The state has since arrested thousands of dissidents, including activists and journalists, as well as Muslim Brotherhood supporters. Egypt has also been accused of arbitrary detention, disappearances and torture, and has silenced most independent media.
In an interview this month Sisi denied Egypt was holding political prisoners, though one rights group estimates the number at 60,000.
Authorities say they are fighting terrorism and trying to restore stability after years of unrest.
Macron said that too many ordinary people “who do not threaten the regime’s stability” have been jailed.
Rights groups and activists have urged France and other Western powers to halt weapons sales to Egypt, a major purchaser, until it improves its human rights record.

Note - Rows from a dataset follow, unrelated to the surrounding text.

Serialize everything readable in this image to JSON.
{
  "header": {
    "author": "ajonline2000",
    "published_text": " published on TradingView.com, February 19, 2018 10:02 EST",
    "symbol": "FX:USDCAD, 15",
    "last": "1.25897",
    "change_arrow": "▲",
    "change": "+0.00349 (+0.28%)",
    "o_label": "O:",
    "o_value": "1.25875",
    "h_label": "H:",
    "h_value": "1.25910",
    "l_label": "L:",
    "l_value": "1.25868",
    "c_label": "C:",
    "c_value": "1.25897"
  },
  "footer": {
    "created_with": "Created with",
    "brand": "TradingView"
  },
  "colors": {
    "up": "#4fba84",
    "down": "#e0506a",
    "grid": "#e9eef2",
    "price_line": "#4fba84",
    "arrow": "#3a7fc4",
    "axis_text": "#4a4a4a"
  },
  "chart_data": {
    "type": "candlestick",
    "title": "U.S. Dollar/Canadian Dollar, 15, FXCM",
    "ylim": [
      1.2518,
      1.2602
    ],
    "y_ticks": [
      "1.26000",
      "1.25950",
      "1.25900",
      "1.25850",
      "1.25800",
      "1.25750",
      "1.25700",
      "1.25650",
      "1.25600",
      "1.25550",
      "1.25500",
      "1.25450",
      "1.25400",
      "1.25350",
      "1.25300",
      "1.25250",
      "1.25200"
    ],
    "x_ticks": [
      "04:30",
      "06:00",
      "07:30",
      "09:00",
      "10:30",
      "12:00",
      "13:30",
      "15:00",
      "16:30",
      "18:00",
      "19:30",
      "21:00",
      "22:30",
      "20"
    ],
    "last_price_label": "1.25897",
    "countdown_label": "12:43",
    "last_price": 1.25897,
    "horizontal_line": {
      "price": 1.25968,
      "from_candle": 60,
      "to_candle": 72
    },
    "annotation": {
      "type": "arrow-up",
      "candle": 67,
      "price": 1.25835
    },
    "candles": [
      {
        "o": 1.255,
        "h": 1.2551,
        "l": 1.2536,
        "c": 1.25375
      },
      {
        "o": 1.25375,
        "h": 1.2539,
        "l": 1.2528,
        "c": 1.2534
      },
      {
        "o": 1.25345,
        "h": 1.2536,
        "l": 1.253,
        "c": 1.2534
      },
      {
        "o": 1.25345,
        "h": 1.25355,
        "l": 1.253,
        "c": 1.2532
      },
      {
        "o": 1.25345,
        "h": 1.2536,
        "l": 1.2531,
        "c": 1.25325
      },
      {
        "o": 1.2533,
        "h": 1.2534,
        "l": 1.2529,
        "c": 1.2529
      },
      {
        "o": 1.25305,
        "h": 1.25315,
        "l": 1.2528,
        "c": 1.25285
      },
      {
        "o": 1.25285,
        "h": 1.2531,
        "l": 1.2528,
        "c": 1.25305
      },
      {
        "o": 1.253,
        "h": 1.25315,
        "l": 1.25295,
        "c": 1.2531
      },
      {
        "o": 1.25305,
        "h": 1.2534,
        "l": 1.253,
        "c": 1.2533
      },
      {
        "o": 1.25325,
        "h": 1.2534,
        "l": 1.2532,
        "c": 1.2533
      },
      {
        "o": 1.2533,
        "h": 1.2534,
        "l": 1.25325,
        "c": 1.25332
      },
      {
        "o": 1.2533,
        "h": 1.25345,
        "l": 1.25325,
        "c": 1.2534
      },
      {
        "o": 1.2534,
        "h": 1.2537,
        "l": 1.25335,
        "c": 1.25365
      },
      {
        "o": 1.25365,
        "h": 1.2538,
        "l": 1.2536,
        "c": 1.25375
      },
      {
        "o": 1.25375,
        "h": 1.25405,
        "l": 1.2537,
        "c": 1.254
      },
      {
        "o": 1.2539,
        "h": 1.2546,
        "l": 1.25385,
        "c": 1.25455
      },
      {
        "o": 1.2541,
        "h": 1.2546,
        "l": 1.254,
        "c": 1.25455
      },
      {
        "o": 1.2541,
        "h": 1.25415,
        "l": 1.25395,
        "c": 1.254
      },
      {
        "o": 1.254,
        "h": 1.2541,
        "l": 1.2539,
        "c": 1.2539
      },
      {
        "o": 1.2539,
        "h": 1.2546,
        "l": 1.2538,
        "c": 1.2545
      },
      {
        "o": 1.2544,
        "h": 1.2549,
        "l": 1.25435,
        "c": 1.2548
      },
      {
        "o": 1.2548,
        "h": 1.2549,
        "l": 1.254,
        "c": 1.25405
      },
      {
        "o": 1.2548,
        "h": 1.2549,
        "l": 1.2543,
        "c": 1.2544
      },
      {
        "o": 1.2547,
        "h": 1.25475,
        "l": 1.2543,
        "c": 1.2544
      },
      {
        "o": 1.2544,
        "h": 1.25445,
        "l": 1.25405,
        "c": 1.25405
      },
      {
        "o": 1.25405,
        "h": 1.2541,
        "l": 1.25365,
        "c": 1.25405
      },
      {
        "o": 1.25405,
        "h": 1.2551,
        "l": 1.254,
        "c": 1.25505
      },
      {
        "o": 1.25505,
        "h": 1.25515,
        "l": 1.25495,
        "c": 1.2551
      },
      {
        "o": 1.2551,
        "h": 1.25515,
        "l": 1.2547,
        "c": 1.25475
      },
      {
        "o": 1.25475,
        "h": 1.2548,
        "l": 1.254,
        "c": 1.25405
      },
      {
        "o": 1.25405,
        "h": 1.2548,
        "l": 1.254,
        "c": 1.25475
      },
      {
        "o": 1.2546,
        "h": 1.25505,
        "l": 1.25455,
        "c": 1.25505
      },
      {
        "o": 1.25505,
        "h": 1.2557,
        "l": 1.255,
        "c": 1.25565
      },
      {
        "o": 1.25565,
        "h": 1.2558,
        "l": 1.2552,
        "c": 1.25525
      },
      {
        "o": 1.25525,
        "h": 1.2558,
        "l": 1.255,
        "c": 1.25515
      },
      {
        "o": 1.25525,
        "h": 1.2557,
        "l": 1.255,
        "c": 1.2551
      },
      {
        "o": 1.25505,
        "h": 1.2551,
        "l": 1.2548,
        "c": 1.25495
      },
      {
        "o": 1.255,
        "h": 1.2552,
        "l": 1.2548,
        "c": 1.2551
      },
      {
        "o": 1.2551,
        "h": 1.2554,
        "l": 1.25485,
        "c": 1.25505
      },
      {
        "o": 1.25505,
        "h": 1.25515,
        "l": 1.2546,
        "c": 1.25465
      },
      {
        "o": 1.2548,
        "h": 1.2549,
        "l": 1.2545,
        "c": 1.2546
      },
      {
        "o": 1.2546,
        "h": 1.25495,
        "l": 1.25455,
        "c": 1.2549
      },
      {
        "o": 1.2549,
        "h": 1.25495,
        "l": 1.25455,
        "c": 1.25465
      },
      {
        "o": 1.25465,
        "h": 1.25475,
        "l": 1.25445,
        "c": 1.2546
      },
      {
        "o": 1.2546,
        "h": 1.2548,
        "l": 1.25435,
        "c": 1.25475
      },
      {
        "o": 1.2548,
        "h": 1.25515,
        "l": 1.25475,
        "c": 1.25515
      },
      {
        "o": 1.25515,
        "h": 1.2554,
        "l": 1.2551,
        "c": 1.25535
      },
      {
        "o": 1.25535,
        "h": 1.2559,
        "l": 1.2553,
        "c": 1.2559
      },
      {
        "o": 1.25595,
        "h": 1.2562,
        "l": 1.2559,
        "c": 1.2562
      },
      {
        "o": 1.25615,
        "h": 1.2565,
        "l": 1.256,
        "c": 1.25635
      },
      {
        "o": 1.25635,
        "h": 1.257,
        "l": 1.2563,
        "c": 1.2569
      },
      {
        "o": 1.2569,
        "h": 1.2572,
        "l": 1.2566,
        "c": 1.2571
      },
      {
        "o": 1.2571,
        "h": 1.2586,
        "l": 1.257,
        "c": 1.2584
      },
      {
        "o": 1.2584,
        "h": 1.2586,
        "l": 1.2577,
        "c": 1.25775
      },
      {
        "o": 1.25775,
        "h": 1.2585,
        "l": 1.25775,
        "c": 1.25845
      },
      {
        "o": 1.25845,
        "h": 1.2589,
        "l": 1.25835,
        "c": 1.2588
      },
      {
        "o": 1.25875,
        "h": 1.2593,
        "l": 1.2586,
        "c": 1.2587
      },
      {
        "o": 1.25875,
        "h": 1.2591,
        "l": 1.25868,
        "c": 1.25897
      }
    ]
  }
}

But Macron dismissed suggestions that French weapons in Egypt were being used against civilians, saying they had only been used for military purposes.
He also said no potential new military contracts were talked about during the meeting with Sisi beyond a possible deal for 12 fighter jets.
The two had met in 2017, when rights groups demanded Macron raise allegations of torture and political repression in Egypt. Back then, Macron said it was not up to him to “lecture” Egypt on civil liberties.
French officials say Egypt is a key strategic partner for promoting stability and security in the region, including in Libya, which Macron has put at the top of his foreign policy agenda.
According to Bishara, the French leader also tried to discuss the future of Libya with Sisi, “especially the future of renegade general Khalifa Haftar” as well as the security situation on the Libya-Chad border.
Macron is expected to end his three-day visit on Tuesday.
During Macron’s trip officials signed 40 trade deals and development agreements worth an estimated total of 1.6 billion euros ($1.8bn), covering sectors including transport, energy, health and telecoms, Egypt’s investment ministry said in a statement.
Other deals signed include French support for social policies and female entrepreneurship, and a memorandum of understanding for the expansion of Cairo’s metro.